Phase Diagram of Bilayer 2D Electron Systems at $\nu _{T}$ = 1

Bilayer 2D electron systems at total filling fraction $\nu _{T}$ = 1 and small interlayer spacing can support a strongly correlated phase which exhibits spontaneous interlayer phase coherence and may be described as an excitonic Bose condensate. We use electron interlayer tunnelling and transport to explore the phase diagram of bilayer 2D electron systems at $\nu _{T}$ = 1, and find that phase transitions between the excitonic $\nu _{T}$ = 1 phase and bilayer states which lack significant interlayer correlations can be induced in three different ways: by increasing the effective interlayer spacing, d/$\ell $, the temperature, T, or the charge imbalance, $\Delta \nu =\nu _{1}-\nu _{2}$. First, for the balanced ($\Delta \nu $ = 0) system we find that the amplitude of the resonant tunneling in the coherent $\nu _{T}$ = 1 phase obeys an empirical power law scaling versus d/$\ell $ at various T, and the layer separation where the tunneling disappears scales linearly with T. Our results [1] offer strong evidence that a finite temperature phase transition separates the balanced interlayer coherent phase from incoherent phases which lack strong interlayer correlations.
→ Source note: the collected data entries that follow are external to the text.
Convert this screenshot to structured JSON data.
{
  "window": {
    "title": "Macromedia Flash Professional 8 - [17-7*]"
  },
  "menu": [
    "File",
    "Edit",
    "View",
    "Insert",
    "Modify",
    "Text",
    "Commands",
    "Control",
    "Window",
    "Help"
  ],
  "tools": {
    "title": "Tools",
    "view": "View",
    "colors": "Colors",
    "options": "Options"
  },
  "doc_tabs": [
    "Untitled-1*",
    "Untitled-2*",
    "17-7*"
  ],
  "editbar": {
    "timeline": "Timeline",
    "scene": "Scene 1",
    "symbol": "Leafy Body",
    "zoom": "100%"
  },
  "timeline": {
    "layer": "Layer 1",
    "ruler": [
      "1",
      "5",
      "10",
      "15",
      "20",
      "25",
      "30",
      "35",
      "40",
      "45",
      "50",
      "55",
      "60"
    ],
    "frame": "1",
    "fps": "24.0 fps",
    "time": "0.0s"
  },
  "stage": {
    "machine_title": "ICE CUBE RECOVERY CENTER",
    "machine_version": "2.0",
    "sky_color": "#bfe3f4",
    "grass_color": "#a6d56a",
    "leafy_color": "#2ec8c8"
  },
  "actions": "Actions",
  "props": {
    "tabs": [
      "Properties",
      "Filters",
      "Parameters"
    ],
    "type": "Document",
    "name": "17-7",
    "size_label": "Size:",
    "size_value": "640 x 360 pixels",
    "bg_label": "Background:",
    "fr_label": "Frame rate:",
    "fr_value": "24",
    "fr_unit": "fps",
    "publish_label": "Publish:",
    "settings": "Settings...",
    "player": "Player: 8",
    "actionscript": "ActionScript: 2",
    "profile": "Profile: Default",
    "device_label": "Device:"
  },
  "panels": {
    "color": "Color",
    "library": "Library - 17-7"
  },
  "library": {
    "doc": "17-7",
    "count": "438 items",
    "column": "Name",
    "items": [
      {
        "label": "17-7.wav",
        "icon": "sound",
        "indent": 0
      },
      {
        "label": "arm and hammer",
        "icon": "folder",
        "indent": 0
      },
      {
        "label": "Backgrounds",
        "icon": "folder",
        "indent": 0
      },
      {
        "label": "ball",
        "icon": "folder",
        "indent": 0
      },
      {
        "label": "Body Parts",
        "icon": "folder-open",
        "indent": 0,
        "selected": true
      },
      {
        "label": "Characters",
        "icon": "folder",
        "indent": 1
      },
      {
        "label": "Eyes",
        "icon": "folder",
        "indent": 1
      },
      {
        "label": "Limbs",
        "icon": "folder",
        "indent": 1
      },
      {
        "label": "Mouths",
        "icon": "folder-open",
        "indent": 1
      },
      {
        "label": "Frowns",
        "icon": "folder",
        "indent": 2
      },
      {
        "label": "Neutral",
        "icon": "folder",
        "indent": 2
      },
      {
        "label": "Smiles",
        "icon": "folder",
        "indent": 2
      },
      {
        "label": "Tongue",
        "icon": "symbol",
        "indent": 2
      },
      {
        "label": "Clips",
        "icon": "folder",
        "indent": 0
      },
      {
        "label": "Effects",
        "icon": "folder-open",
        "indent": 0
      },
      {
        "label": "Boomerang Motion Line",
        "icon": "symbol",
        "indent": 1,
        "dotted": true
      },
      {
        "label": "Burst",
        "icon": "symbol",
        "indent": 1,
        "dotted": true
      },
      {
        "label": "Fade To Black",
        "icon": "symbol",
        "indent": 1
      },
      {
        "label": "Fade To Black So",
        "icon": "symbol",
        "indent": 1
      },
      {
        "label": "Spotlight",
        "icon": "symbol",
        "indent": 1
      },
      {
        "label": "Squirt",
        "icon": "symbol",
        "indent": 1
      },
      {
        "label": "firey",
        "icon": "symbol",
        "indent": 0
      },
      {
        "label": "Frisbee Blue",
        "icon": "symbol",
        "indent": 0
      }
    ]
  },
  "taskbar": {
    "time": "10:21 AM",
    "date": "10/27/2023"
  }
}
Secondly, we observe [2] that close to the phase boundary the coherent $\nu _{T}$ = 1 phase can be absent at $\Delta \nu $ = 0, present at intermediate $\Delta \nu $, and absent again at large $\Delta \nu $, thus indicating an intricate phase competition between it and incoherent quasi-independent layer states. Lastly, at $\Delta \nu $ = 1/3 we report [2] the observation of a direct phase transition between the coherent $\nu _{T}$ = 1 bilayer integer quantum Hall phase and the pair of single layer fractional quantized Hall states at $\nu _{1}$ = 2/3 and $\nu _{2}$ = 1/3.\\[4pt] [1] A.R. Champagne, \textit{et al.,} \textit{Phys. Rev. Lett}. \textbf{100}, 096801 (2008).\\[0pt] [2] A.R. Champagne, \textit{et al}, \textit{Phys. Rev. B }\textbf{78}, 205310 (2008)